Nel panorama delle misure introdotte a contrasto dell’emergenza epidemiologica e della conseguente crisi economica, si distingue, per le finalità non strettamente contingenti, il “Fondo nuove competenze” istituito dall’art. 88 del decreto Rilancio (D.L. n. 34/2020, convertito dalla legge n. 77/2020).
Non v’è dubbio che con tale norma il legislatore abbia inteso offrire alle parti sociali, in primo luogo, uno strumento per favorire “la graduale ripresa dell’attività dopo l’emergenza”. Si coglie in questa espressione, posta ad apertura dell’articolo in esame, la volontà di promuovere accordi sindacali (aziendali o territoriali) che producano effetti immediati.

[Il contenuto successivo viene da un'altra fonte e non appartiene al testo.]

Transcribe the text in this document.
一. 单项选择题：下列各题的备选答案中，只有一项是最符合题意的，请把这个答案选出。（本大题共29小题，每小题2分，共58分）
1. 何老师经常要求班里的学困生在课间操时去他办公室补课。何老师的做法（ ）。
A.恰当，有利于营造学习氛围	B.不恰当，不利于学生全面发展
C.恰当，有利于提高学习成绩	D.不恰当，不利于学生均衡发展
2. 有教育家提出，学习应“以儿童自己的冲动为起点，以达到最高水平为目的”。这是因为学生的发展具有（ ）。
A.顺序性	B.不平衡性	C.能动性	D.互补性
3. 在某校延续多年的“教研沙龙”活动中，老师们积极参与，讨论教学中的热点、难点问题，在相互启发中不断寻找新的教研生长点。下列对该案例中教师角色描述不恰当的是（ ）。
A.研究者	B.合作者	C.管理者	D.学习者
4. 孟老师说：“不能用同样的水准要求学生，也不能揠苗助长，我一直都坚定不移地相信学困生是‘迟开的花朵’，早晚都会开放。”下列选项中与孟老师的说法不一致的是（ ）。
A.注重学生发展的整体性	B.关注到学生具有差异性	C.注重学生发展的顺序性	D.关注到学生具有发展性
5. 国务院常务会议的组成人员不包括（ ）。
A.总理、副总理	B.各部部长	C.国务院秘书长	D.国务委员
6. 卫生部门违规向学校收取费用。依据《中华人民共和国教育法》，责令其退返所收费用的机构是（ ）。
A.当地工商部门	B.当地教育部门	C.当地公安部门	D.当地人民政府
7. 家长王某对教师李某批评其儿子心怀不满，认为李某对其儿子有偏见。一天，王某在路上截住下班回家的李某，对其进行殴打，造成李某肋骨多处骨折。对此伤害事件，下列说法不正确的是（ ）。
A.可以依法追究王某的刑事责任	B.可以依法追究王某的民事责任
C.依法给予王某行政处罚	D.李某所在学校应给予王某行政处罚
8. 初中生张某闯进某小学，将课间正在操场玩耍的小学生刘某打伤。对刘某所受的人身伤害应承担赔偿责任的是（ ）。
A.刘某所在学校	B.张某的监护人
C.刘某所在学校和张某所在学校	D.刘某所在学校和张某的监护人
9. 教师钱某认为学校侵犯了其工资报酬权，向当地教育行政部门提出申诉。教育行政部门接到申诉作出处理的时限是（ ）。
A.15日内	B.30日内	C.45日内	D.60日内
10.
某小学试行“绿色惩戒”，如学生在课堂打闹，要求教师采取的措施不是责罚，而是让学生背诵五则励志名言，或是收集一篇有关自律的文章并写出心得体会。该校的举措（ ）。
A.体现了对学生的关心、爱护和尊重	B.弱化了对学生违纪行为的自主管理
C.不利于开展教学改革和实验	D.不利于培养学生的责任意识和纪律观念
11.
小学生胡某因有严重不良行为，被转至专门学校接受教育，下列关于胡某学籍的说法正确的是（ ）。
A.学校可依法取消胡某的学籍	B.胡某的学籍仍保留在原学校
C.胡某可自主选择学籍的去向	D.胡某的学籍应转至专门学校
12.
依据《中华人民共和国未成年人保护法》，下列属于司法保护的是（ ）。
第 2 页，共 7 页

Questo risultato dovrebbe scaturire dalla rimodulazione dell’orario di lavoro conseguente alle mutate esigenze organizzative e produttive dell’impresa e dalla destinazione di parte dell’orario di lavoro all’attivazione di percorsi formativi.
Il Fondo istituito a tal fine si presenta dunque non solo quale misura alternativa ai licenziamenti ma anche alla mera collocazione dei lavoratori in cassa integrazione; esso apre infatti ad una diversa prospettiva per affrontare le eccedenze di personale: la riqualificazione dei lavoratori. E’ particolarmente interessante che si destinino risorse significative in questa direzione (complessivamente vengono stanziati 730 milioni nel biennio 2020-2021) a testimonianza del crescente interesse che, cammin facendo, si è riversato sul Fondo. Non va dimenticato, infatti, che il decreto-legge stanziava solo 230 milioni a valere sul PON “Sistemi di politiche attive per l’occupazione” e che tale importo è stato successivamente incrementato di 200 milioni per il 2020 e di 300 milioni per il 2021 dal decreto Agosto (decreto legge 14 agosto 2020, n. 104 conv. dalla legge 13 ottobre 2020, n. 1269.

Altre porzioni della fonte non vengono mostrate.